C’est un cri du cœur. Ce cœur qui par ailleurs n’est qu’une pompe à sang. Une simple viscère, n’est-ce pas ? Alors pourquoi Richard Coeur de Lion ? Pourquoi ce feu dans la poitrine ? Pourquoi l’âme ? Qu’est-ce que l’âme ? On ne sait pas. Mais le mot en lui-même est une fonction vitale. Pas plus qu’on ne sait ce que c’est que l’honneur. Mais on n’a pas besoin d’une définition de l’honneur, puisque celui qui a besoin qu’on lui explique ce que c’est que l’honneur, par définition n’en a pas.

Ils ont le cœur bien gros les romantiques. Hélas ce sont les bras qui ne suivent pas.
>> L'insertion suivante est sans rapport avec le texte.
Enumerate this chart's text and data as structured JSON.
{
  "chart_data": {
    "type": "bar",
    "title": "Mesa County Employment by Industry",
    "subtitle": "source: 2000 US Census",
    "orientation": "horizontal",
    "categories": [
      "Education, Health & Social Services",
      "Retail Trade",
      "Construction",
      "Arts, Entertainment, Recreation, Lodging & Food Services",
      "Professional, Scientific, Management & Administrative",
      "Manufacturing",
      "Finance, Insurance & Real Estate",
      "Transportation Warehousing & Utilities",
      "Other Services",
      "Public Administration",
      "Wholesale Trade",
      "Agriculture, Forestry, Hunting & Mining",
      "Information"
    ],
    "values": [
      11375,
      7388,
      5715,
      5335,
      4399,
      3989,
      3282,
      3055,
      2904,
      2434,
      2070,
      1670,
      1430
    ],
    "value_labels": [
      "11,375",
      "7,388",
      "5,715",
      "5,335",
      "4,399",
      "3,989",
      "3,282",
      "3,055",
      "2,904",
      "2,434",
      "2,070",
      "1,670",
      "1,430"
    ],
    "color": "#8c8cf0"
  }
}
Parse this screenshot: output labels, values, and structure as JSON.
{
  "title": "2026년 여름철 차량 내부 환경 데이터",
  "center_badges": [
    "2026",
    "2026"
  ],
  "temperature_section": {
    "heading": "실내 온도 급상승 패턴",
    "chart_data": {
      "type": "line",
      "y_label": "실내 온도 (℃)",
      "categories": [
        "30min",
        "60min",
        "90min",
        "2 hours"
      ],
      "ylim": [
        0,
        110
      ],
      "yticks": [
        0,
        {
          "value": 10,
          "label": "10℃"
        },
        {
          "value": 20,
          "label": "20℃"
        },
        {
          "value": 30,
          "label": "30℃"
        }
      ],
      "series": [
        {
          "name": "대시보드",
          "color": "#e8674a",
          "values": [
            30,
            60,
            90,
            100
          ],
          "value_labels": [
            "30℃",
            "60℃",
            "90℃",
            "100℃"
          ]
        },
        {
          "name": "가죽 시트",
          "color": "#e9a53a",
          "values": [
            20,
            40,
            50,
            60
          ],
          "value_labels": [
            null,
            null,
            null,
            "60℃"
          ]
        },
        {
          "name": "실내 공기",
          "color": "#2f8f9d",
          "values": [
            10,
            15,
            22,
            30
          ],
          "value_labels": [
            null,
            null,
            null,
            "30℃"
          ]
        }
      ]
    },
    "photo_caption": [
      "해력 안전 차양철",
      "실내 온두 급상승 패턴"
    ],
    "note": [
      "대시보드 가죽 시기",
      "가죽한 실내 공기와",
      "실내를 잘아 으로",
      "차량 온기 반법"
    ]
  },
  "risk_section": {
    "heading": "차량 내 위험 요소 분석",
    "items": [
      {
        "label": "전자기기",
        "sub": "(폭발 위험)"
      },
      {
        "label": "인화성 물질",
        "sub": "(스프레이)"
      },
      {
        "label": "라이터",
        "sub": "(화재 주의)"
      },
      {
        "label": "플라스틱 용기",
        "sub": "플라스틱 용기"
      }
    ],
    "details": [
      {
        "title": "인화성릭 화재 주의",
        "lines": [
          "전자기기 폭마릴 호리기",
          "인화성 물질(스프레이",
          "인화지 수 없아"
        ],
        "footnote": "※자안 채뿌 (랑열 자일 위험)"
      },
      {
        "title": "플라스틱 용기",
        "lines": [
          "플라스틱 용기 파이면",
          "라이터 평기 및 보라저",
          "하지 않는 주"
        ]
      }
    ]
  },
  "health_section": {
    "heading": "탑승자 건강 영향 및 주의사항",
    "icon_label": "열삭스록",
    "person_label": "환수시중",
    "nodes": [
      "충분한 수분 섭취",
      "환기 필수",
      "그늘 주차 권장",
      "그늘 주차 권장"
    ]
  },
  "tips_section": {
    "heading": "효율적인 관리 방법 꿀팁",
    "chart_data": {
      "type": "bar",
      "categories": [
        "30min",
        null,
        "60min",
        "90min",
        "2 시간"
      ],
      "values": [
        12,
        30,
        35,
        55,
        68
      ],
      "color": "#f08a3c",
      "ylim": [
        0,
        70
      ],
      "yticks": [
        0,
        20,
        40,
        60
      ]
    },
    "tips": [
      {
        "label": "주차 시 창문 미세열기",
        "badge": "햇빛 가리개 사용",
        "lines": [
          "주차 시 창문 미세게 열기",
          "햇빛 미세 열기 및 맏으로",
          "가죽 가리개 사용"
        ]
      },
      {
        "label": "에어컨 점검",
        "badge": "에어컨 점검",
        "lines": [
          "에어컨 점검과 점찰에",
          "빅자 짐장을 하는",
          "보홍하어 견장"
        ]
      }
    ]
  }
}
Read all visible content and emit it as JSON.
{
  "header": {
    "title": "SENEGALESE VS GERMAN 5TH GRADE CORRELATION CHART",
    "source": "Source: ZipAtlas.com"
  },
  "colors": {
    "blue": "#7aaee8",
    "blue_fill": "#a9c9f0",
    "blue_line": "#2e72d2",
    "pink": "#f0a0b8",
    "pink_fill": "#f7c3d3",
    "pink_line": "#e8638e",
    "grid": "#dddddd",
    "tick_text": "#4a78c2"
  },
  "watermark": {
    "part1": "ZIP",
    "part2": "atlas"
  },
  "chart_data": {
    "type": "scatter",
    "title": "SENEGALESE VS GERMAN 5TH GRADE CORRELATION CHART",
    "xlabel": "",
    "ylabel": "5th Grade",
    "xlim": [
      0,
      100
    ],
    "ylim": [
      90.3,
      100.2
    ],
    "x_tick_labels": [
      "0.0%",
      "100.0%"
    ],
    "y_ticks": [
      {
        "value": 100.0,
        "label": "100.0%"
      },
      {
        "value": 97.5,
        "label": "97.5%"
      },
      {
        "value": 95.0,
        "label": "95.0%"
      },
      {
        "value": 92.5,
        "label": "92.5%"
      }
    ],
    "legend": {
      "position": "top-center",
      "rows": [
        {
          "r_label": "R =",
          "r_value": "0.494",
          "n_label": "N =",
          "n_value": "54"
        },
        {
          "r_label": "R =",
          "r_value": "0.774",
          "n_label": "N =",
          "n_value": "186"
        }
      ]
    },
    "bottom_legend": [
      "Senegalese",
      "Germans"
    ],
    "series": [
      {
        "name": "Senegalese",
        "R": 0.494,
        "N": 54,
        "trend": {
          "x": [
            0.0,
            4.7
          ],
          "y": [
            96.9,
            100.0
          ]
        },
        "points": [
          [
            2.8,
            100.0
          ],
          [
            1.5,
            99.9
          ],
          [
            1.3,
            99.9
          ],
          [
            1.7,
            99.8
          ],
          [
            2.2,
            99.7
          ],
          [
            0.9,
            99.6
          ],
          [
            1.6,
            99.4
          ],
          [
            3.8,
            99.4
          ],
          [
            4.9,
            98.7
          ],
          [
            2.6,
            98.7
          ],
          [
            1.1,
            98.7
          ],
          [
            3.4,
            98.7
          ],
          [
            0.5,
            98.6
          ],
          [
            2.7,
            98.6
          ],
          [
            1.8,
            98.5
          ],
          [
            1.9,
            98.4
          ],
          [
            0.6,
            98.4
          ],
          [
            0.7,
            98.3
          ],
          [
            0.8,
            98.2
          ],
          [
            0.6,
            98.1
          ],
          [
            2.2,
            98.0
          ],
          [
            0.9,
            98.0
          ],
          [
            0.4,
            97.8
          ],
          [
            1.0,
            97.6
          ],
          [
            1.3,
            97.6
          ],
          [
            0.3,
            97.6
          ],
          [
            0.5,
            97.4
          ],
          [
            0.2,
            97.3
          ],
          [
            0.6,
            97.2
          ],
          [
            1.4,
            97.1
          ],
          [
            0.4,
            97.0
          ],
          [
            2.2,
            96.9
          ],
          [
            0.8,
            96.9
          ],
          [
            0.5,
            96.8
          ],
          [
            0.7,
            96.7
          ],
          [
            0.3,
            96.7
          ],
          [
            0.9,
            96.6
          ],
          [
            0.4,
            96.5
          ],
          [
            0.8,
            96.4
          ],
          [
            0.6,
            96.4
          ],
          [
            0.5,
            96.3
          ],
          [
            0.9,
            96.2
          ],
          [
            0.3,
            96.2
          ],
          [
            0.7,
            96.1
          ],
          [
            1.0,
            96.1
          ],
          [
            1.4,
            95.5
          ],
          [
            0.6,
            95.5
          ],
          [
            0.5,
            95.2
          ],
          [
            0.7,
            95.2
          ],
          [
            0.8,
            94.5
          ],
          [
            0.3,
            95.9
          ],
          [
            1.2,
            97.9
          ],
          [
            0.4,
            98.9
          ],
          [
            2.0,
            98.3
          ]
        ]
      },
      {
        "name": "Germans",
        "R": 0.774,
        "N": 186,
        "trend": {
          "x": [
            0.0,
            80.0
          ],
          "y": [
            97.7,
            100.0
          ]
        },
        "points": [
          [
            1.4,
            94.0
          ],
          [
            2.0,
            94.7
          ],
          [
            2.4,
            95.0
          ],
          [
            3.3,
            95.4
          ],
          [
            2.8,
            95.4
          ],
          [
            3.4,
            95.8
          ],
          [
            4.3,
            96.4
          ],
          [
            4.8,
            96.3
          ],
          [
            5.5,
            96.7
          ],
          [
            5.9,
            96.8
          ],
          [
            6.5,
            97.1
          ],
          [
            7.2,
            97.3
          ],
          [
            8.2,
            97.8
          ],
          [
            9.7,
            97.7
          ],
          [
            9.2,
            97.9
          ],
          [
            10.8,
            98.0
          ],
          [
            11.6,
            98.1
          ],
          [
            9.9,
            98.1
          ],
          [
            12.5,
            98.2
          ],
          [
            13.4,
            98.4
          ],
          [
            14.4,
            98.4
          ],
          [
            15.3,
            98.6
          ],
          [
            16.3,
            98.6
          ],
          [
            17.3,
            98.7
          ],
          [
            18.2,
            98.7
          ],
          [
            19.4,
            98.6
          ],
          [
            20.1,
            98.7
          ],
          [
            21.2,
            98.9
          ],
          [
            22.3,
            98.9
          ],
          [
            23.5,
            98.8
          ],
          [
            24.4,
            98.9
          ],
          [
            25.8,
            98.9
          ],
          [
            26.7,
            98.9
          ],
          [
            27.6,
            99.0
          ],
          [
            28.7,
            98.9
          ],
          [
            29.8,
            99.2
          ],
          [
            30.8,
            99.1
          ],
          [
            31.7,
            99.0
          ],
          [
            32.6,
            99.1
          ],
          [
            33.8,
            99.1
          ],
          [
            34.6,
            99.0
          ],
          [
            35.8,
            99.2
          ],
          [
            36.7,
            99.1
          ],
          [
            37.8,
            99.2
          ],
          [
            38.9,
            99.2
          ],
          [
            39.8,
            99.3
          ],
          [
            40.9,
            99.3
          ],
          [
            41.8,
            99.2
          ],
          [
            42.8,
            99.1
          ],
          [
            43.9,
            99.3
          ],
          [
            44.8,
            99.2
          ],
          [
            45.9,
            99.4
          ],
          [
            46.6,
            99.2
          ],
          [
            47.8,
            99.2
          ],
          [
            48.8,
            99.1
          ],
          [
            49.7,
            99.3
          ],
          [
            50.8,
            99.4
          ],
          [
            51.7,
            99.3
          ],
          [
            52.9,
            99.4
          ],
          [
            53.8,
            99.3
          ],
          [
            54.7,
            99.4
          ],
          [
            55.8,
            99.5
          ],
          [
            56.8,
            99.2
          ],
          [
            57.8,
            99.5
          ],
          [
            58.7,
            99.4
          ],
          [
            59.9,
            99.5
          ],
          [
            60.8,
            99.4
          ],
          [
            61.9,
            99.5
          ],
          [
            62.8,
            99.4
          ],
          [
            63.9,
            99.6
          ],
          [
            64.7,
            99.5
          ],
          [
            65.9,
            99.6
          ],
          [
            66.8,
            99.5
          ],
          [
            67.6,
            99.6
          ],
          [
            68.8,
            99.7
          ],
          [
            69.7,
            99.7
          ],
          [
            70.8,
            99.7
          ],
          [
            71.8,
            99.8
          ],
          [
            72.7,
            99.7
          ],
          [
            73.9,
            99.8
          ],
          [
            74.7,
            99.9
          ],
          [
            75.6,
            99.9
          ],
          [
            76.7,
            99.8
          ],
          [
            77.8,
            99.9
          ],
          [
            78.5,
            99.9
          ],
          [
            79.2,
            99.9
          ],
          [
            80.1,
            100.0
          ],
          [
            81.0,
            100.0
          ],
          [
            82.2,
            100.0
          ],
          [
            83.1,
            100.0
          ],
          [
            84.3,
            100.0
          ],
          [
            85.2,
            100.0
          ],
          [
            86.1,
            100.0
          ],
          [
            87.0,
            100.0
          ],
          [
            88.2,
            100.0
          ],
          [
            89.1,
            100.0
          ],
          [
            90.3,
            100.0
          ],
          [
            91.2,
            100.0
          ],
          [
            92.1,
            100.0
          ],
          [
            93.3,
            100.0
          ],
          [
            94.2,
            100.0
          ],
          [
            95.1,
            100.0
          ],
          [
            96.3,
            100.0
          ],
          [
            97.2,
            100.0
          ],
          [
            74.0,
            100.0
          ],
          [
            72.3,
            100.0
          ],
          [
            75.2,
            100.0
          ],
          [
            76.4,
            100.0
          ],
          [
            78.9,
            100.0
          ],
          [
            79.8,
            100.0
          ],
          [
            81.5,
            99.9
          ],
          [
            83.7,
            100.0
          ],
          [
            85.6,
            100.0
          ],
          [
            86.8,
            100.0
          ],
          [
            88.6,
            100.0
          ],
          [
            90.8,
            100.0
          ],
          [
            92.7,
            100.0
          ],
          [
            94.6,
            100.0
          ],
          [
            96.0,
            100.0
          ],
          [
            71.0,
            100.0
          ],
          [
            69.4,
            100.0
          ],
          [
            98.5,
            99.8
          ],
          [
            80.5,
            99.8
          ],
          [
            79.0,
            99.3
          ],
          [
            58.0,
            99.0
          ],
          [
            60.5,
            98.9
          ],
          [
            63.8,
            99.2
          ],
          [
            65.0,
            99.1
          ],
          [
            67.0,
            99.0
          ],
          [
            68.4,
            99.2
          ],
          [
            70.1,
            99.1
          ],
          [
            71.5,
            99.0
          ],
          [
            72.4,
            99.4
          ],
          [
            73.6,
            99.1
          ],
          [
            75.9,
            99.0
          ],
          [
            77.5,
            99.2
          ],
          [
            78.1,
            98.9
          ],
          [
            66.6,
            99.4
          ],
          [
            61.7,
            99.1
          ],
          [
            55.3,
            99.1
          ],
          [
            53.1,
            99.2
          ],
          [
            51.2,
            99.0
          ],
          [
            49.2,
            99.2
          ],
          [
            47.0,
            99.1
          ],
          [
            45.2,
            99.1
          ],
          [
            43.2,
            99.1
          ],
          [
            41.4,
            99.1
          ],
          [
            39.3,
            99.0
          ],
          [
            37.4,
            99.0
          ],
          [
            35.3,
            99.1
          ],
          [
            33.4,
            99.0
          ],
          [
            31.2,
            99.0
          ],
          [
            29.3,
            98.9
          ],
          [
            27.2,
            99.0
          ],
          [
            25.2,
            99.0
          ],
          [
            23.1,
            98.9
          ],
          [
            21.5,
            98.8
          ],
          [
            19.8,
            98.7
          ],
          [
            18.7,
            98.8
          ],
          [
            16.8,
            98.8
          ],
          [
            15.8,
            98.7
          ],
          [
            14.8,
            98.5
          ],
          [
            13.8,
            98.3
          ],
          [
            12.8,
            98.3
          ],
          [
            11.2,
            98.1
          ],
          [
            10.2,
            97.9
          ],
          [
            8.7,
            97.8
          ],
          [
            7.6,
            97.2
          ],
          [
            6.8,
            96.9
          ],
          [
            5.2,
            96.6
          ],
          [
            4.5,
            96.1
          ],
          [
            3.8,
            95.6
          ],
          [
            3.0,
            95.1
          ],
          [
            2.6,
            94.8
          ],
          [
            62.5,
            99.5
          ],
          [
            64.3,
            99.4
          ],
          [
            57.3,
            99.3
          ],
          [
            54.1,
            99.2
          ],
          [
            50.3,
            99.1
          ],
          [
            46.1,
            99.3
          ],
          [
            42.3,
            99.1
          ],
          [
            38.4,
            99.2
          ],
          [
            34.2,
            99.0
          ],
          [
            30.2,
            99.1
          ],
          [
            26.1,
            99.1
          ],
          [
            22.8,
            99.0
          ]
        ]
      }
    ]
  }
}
Il n’y aurait qu’un Dieu pour avoir les bras à la hauteur… Pour embrasser le monde du levant au couchant, et, rouge aussi, son cœur serait immense… Il se tiendrait debout sur la terre, et pour qu’il vive toujours, il suffirait de ne pas oublier : nous ferions une encoche sur la trame des jours, pour nous souvenir, et cette cicatrice sur la face de Chronos ressemblerait encore une fois à quelque chose comme une croix.

Il n’en fallut pas davantage pour que le Christ fut réinventé.